Alejandro Hernandez, the senior security consultant working at IOActive found that unlike banking systems where info is centralized into a single financial entity, the global exchange markets work in a distributed way where records are not secured in a central repository. This includes records of what is being purchased, owned, to whom and all such derivates. Thus, hackers are attacking such environments in a different way where their efforts are being rewarded to full scale.
Hernandez discovered that trading apps are being operated by millions of global users to process billions of dollars in transactions every year. But the vendors who are offering these apps are not at all serious when it comes to a security issue.
To prove this point, Alejandro tested 14 security controls on the world’s top trading apps and found that more than 19 of 21 apps exposed user passwords in clear texts and without encryption protections in place.
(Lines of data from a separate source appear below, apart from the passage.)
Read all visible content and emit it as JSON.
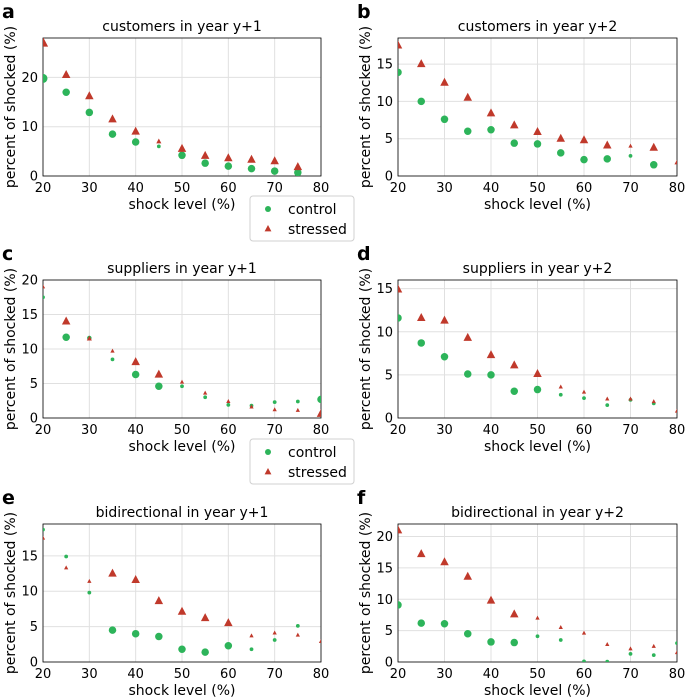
{
  "colors": {
    "control": "#2db45a",
    "stressed": "#c0392b"
  },
  "legend": [
    {
      "series": "control",
      "label": "control",
      "marker": "circle"
    },
    {
      "series": "stressed",
      "label": "stressed",
      "marker": "triangle"
    }
  ],
  "chart_data": [
    {
      "panel": "a",
      "type": "scatter",
      "title": "customers in year y+1",
      "xlabel": "shock level (%)",
      "ylabel": "percent of shocked (%)",
      "xlim": [
        20,
        80
      ],
      "ylim": [
        0,
        28
      ],
      "xticks": [
        20,
        30,
        40,
        50,
        60,
        70,
        80
      ],
      "yticks": [
        0,
        10,
        20
      ],
      "grid": true,
      "legend": "below",
      "series": [
        {
          "name": "control",
          "marker": "circle",
          "points": [
            [
              20,
              19.8,
              6
            ],
            [
              25,
              17,
              5
            ],
            [
              30,
              12.9,
              5
            ],
            [
              35,
              8.5,
              5
            ],
            [
              40,
              6.9,
              5
            ],
            [
              45,
              6.0,
              2.5
            ],
            [
              50,
              4.2,
              5
            ],
            [
              55,
              2.6,
              5
            ],
            [
              60,
              2.0,
              5
            ],
            [
              65,
              1.5,
              5
            ],
            [
              70,
              1.0,
              5
            ],
            [
              75,
              0.7,
              5
            ]
          ]
        },
        {
          "name": "stressed",
          "marker": "triangle",
          "points": [
            [
              20,
              27,
              6
            ],
            [
              25,
              20.5,
              5
            ],
            [
              30,
              16.2,
              5
            ],
            [
              35,
              11.5,
              5
            ],
            [
              40,
              9.0,
              5
            ],
            [
              45,
              7.0,
              3
            ],
            [
              50,
              5.5,
              5
            ],
            [
              55,
              4.1,
              5
            ],
            [
              60,
              3.6,
              5
            ],
            [
              65,
              3.3,
              5
            ],
            [
              70,
              3.0,
              5
            ],
            [
              75,
              1.8,
              5
            ]
          ]
        }
      ]
    },
    {
      "panel": "b",
      "type": "scatter",
      "title": "customers in year y+2",
      "xlabel": "shock level (%)",
      "ylabel": "percent of shocked (%)",
      "xlim": [
        20,
        80
      ],
      "ylim": [
        0,
        18.5
      ],
      "xticks": [
        20,
        30,
        40,
        50,
        60,
        70,
        80
      ],
      "yticks": [
        0,
        5,
        10,
        15
      ],
      "grid": true,
      "series": [
        {
          "name": "control",
          "marker": "circle",
          "points": [
            [
              20,
              13.9,
              5
            ],
            [
              25,
              10.0,
              5
            ],
            [
              30,
              7.6,
              5
            ],
            [
              35,
              6.0,
              5
            ],
            [
              40,
              6.2,
              5
            ],
            [
              45,
              4.4,
              5
            ],
            [
              50,
              4.3,
              5
            ],
            [
              55,
              3.1,
              5
            ],
            [
              60,
              2.2,
              5
            ],
            [
              65,
              2.3,
              5
            ],
            [
              70,
              2.7,
              2.5
            ],
            [
              75,
              1.5,
              5
            ]
          ]
        },
        {
          "name": "stressed",
          "marker": "triangle",
          "points": [
            [
              20,
              17.5,
              5
            ],
            [
              25,
              15.0,
              5
            ],
            [
              30,
              12.5,
              5
            ],
            [
              35,
              10.5,
              5
            ],
            [
              40,
              8.4,
              5
            ],
            [
              45,
              6.8,
              5
            ],
            [
              50,
              5.9,
              5
            ],
            [
              55,
              5.0,
              5
            ],
            [
              60,
              4.8,
              5
            ],
            [
              65,
              4.1,
              5
            ],
            [
              70,
              4.0,
              2.5
            ],
            [
              75,
              3.8,
              5
            ],
            [
              80,
              1.8,
              3
            ]
          ]
        }
      ]
    },
    {
      "panel": "c",
      "type": "scatter",
      "title": "suppliers in year y+1",
      "xlabel": "shock level (%)",
      "ylabel": "percent of shocked (%)",
      "xlim": [
        20,
        80
      ],
      "ylim": [
        0,
        20
      ],
      "xticks": [
        20,
        30,
        40,
        50,
        60,
        70,
        80
      ],
      "yticks": [
        0,
        5,
        10,
        15,
        20
      ],
      "grid": true,
      "legend": "below",
      "series": [
        {
          "name": "control",
          "marker": "circle",
          "points": [
            [
              20,
              17.5,
              2.5
            ],
            [
              25,
              11.7,
              5
            ],
            [
              30,
              11.6,
              3
            ],
            [
              35,
              8.5,
              2.5
            ],
            [
              40,
              6.3,
              5
            ],
            [
              45,
              4.6,
              5
            ],
            [
              50,
              4.6,
              2.5
            ],
            [
              55,
              3.0,
              2.5
            ],
            [
              60,
              1.9,
              2.5
            ],
            [
              65,
              1.8,
              2.5
            ],
            [
              70,
              2.3,
              2.5
            ],
            [
              75,
              2.4,
              2.5
            ],
            [
              80,
              2.7,
              5
            ]
          ]
        },
        {
          "name": "stressed",
          "marker": "triangle",
          "points": [
            [
              20,
              19.0,
              2.5
            ],
            [
              25,
              14.0,
              5
            ],
            [
              30,
              11.5,
              3
            ],
            [
              35,
              9.7,
              2.5
            ],
            [
              40,
              8.1,
              5
            ],
            [
              45,
              6.3,
              5
            ],
            [
              50,
              5.2,
              2.5
            ],
            [
              55,
              3.6,
              2.5
            ],
            [
              60,
              2.4,
              2.5
            ],
            [
              65,
              1.6,
              2.5
            ],
            [
              70,
              1.2,
              2.5
            ],
            [
              75,
              1.1,
              2.5
            ],
            [
              80,
              0.6,
              5
            ]
          ]
        }
      ]
    },
    {
      "panel": "d",
      "type": "scatter",
      "title": "suppliers in year y+2",
      "xlabel": "shock level (%)",
      "ylabel": "percent of shocked (%)",
      "xlim": [
        20,
        80
      ],
      "ylim": [
        0,
        16
      ],
      "xticks": [
        20,
        30,
        40,
        50,
        60,
        70,
        80
      ],
      "yticks": [
        0,
        5,
        10,
        15
      ],
      "grid": true,
      "series": [
        {
          "name": "control",
          "marker": "circle",
          "points": [
            [
              20,
              11.6,
              5
            ],
            [
              25,
              8.7,
              5
            ],
            [
              30,
              7.1,
              5
            ],
            [
              35,
              5.1,
              5
            ],
            [
              40,
              5.0,
              5
            ],
            [
              45,
              3.1,
              5
            ],
            [
              50,
              3.3,
              5
            ],
            [
              55,
              2.7,
              2.5
            ],
            [
              60,
              2.3,
              2.5
            ],
            [
              65,
              1.5,
              2.5
            ],
            [
              70,
              2.1,
              2.5
            ],
            [
              75,
              1.7,
              2.5
            ]
          ]
        },
        {
          "name": "stressed",
          "marker": "triangle",
          "points": [
            [
              20,
              14.9,
              5
            ],
            [
              25,
              11.6,
              5
            ],
            [
              30,
              11.3,
              5
            ],
            [
              35,
              9.3,
              5
            ],
            [
              40,
              7.3,
              5
            ],
            [
              45,
              6.1,
              5
            ],
            [
              50,
              5.1,
              5
            ],
            [
              55,
              3.6,
              2.5
            ],
            [
              60,
              3.0,
              2.5
            ],
            [
              65,
              2.2,
              2.5
            ],
            [
              70,
              2.2,
              2.5
            ],
            [
              75,
              1.9,
              2.5
            ],
            [
              80,
              0.8,
              2.5
            ]
          ]
        }
      ]
    },
    {
      "panel": "e",
      "type": "scatter",
      "title": "bidirectional in year y+1",
      "xlabel": "shock level (%)",
      "ylabel": "percent of shocked (%)",
      "xlim": [
        20,
        80
      ],
      "ylim": [
        0,
        19.5
      ],
      "xticks": [
        20,
        30,
        40,
        50,
        60,
        70,
        80
      ],
      "yticks": [
        0,
        5,
        10,
        15
      ],
      "grid": true,
      "series": [
        {
          "name": "control",
          "marker": "circle",
          "points": [
            [
              20,
              18.7,
              2.5
            ],
            [
              25,
              14.9,
              2.5
            ],
            [
              30,
              9.8,
              2.5
            ],
            [
              35,
              4.5,
              5
            ],
            [
              40,
              4.0,
              5
            ],
            [
              45,
              3.6,
              5
            ],
            [
              50,
              1.8,
              5
            ],
            [
              55,
              1.4,
              5
            ],
            [
              60,
              2.3,
              5
            ],
            [
              65,
              1.8,
              2.5
            ],
            [
              70,
              3.1,
              2.5
            ],
            [
              75,
              5.1,
              2.5
            ]
          ]
        },
        {
          "name": "stressed",
          "marker": "triangle",
          "points": [
            [
              20,
              17.5,
              2.5
            ],
            [
              25,
              13.3,
              2.5
            ],
            [
              30,
              11.4,
              2.5
            ],
            [
              35,
              12.5,
              5
            ],
            [
              40,
              11.6,
              5
            ],
            [
              45,
              8.6,
              5
            ],
            [
              50,
              7.1,
              5
            ],
            [
              55,
              6.2,
              5
            ],
            [
              60,
              5.5,
              5
            ],
            [
              65,
              3.7,
              2.5
            ],
            [
              70,
              4.1,
              2.5
            ],
            [
              75,
              3.8,
              2.5
            ],
            [
              80,
              2.9,
              2.5
            ]
          ]
        }
      ]
    },
    {
      "panel": "f",
      "type": "scatter",
      "title": "bidirectional in year y+2",
      "xlabel": "shock level (%)",
      "ylabel": "percent of shocked (%)",
      "xlim": [
        20,
        80
      ],
      "ylim": [
        0,
        22
      ],
      "xticks": [
        20,
        30,
        40,
        50,
        60,
        70,
        80
      ],
      "yticks": [
        0,
        5,
        10,
        15,
        20
      ],
      "grid": true,
      "series": [
        {
          "name": "control",
          "marker": "circle",
          "points": [
            [
              20,
              9.1,
              5
            ],
            [
              25,
              6.2,
              5
            ],
            [
              30,
              6.1,
              5
            ],
            [
              35,
              4.5,
              5
            ],
            [
              40,
              3.2,
              5
            ],
            [
              45,
              3.1,
              5
            ],
            [
              50,
              4.1,
              2.5
            ],
            [
              55,
              3.5,
              2.5
            ],
            [
              60,
              0.1,
              2.5
            ],
            [
              65,
              0.05,
              2.5
            ],
            [
              70,
              1.3,
              2.5
            ],
            [
              75,
              1.1,
              2.5
            ],
            [
              80,
              3.0,
              2.5
            ]
          ]
        },
        {
          "name": "stressed",
          "marker": "triangle",
          "points": [
            [
              20,
              21.0,
              5
            ],
            [
              25,
              17.2,
              5
            ],
            [
              30,
              15.9,
              5
            ],
            [
              35,
              13.6,
              5
            ],
            [
              40,
              9.8,
              5
            ],
            [
              45,
              7.6,
              5
            ],
            [
              50,
              7.0,
              2.5
            ],
            [
              55,
              5.5,
              2.5
            ],
            [
              60,
              4.6,
              2.5
            ],
            [
              65,
              2.8,
              2.5
            ],
            [
              70,
              2.1,
              2.5
            ],
            [
              75,
              2.5,
              2.5
            ],
            [
              80,
              1.5,
              2.5
            ]
          ]
        }
      ]
    }
  ]
}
So, this could easily allow hackers to access a user’s device and login to steal their money.
The security consultant disclosed that many of his tests carried out on apps reciprocated high failure rate. This includes privacy mode (95%), SSL certificate validation (62%), secure data storage (67%), root detection (95%), sensitive data in logging console (62%) and hard codes secrets in code (62%).
Coming to apps which hold insecure communication, Hernandez found that 2 apps were using unencrypted HTTP channels to transmit and receive all data, and 13 of 19 were using HTTPS which doesn’t check the authenticity of the remote endpoint by verifying an SSL certificate. Therefore, in such situations, hackers can perform Man in the Middle (MITM) cyber attacks to either tamper data or conduct espionage.
Finally, the security expert turned consultant wants to conclude that regulators must start doing more to encourage brokers to implement security strategies for a better trading environment. And if they choose to still neglect, then it can spell a doom for their business on a long run.